As for the Phantom 4 RTK, Bosfield says it doesn’t have much in common with the WingtraOne, even though it’s marketed as a survey and mapping drone. Unlike the WingtraOne, the Phantom 4 RTK is a conventional multirotor, meaning it acts like an aa helicopter in the air. This difference means that the WingtraOne can provide the wide coverage required by most mapping projects, while multirotors such as the Phantom 4 RTK cover relatively limited areas.
The DJI M300 is a large multirotor that Bosfield is a good drone for inspection, search and rescue, and other medium-sized applications, but it is less efficient for certain mapping tasks.

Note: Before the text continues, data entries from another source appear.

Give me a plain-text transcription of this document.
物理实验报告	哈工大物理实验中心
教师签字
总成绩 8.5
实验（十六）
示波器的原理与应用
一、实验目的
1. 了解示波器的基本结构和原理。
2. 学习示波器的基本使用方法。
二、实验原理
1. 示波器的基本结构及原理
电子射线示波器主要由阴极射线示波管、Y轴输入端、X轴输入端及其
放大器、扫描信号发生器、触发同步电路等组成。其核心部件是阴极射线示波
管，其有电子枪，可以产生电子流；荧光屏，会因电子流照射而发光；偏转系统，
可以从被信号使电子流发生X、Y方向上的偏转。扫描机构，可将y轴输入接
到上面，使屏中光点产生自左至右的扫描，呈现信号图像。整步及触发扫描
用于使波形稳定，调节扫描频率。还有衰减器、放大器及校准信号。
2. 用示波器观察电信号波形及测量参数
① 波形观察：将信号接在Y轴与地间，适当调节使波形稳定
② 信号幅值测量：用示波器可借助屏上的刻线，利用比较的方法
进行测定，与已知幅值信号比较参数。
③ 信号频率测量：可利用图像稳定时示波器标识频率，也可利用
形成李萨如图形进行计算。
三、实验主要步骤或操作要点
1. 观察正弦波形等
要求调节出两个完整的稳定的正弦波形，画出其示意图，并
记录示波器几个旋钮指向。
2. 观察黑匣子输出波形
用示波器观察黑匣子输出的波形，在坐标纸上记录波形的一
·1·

For example, although it is larger than the Phantom 4, it is a multirotor that relies solely on batteries large enough to lift it.
Wingtra, which has been blacklisted by the US Department of Defense for alleged ties to the Chinese military, should not deal with the political issues that DJI makes in the US market.
In a statement about the investment, Dean Donovan of Diamond Stream Partners said, “We are very excited to be partnering with Wingtra. The product’s simplicity, high-reliability engineering, and the company’s global network of value-added resellers and service providers position it to expand its leadership in the $83+ billion mapping aerial intelligence market globally. We look forward to helping the company in the United States and Latin America, which will be very important geographies as Wingtra continues to expand.”